Данила смотрел на нас совершенно невозможными фиалковыми глазами в обрамлении длинных пушистых ресниц и белозубо улыбался, демонстрируя ямочку на чисто выбритой левой щеке. Его прямые русые волосы притягивали взгляд и, не знаю как Лёшке, а мне хотелось до них дотронуться, хотя бы только для того, чтобы проверить, такие ли они шелковистые на самом деле.
– Привет, – я смогла мило улыбнуться только благодаря бесконечным тренировкам в лицемерии, в которые неизменно превращались все наши совместные обеды с Цезарем. – Я не уверена, что мне стоит тратить твоё время.

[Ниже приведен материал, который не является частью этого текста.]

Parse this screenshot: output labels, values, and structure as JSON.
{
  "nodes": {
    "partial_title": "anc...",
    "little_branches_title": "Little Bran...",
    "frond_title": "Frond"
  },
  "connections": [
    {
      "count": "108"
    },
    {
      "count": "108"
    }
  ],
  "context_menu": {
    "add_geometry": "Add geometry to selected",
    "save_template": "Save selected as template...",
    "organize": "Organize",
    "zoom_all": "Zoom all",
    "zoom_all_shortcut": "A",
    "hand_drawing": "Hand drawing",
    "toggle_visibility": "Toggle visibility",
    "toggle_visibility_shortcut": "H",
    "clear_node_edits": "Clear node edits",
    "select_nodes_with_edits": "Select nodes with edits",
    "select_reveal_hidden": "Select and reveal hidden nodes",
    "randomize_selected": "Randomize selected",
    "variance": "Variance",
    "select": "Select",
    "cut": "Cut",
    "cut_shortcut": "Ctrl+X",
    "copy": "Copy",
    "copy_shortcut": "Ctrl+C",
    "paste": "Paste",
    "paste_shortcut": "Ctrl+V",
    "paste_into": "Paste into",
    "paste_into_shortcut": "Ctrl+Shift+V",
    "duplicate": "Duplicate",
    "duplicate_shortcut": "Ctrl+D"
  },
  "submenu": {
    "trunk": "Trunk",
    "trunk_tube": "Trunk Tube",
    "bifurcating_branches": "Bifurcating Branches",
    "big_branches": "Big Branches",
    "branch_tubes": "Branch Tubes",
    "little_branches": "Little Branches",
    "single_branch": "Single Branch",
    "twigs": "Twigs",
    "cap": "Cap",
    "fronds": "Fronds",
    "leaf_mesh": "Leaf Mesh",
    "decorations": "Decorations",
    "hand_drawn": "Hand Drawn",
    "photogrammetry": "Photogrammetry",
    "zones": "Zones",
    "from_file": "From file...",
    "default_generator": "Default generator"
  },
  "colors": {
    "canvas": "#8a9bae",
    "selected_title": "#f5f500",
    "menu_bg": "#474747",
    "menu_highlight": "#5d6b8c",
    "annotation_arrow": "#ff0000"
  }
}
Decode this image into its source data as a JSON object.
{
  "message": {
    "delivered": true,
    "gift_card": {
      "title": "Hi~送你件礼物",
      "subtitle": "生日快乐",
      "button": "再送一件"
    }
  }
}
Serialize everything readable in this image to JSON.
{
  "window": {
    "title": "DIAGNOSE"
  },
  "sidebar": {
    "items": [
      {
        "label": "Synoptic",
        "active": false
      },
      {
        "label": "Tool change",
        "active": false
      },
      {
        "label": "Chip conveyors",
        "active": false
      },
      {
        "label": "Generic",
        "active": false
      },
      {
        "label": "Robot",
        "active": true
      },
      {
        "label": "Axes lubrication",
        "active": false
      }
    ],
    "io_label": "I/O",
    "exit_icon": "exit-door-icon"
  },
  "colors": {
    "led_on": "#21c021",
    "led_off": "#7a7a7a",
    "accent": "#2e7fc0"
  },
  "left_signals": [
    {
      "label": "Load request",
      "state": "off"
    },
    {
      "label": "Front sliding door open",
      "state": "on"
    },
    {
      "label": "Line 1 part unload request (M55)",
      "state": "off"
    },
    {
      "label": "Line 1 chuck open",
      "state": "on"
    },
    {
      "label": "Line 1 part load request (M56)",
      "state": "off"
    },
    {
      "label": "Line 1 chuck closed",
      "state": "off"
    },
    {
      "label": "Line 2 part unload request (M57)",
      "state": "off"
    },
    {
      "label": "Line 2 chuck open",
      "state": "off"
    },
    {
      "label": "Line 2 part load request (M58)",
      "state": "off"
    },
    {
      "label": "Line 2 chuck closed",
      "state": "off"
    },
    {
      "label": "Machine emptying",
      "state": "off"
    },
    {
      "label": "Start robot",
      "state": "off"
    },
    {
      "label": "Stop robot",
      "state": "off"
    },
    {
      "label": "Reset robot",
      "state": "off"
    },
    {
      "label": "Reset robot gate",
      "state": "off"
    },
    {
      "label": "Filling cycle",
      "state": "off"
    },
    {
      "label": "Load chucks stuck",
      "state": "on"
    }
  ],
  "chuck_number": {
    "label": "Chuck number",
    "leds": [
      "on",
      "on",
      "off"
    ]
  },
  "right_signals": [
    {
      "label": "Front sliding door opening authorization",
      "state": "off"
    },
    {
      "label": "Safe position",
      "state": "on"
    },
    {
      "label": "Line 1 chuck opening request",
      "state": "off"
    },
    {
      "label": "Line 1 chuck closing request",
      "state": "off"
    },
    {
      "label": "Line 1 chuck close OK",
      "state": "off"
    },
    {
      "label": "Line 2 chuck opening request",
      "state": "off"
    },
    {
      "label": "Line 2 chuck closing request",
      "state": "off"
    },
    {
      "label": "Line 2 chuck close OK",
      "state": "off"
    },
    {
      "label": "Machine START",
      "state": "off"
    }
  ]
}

Видишь ли, история и социология мой конёк, так что…
– Ох, – в голосе Лёшки появились панические нотки и, провалиться мне на этом месте, если она не мечтала убить меня за отказ от божественной помощи.
– Но вот несколько вопросов по… химии у меня есть. Если бы ты мог, конечно…
Он рассмеялся тихим мягким смехом и протянул руку для знакомства:
– Котик, но мне больше нравится, когда меня называют Данилой, – верхняя губа у него была немного коротковата, и от этого он больше походил на зайчика, а не на котика, но я всё равно не стала спрашивать, почему именно Котик.
– Ольга, – представилась я и, немного смущаясь, уточнила:
– Ёлка, – ну, если ему вдруг захочется найти меня в Книге лиц. Мало ли.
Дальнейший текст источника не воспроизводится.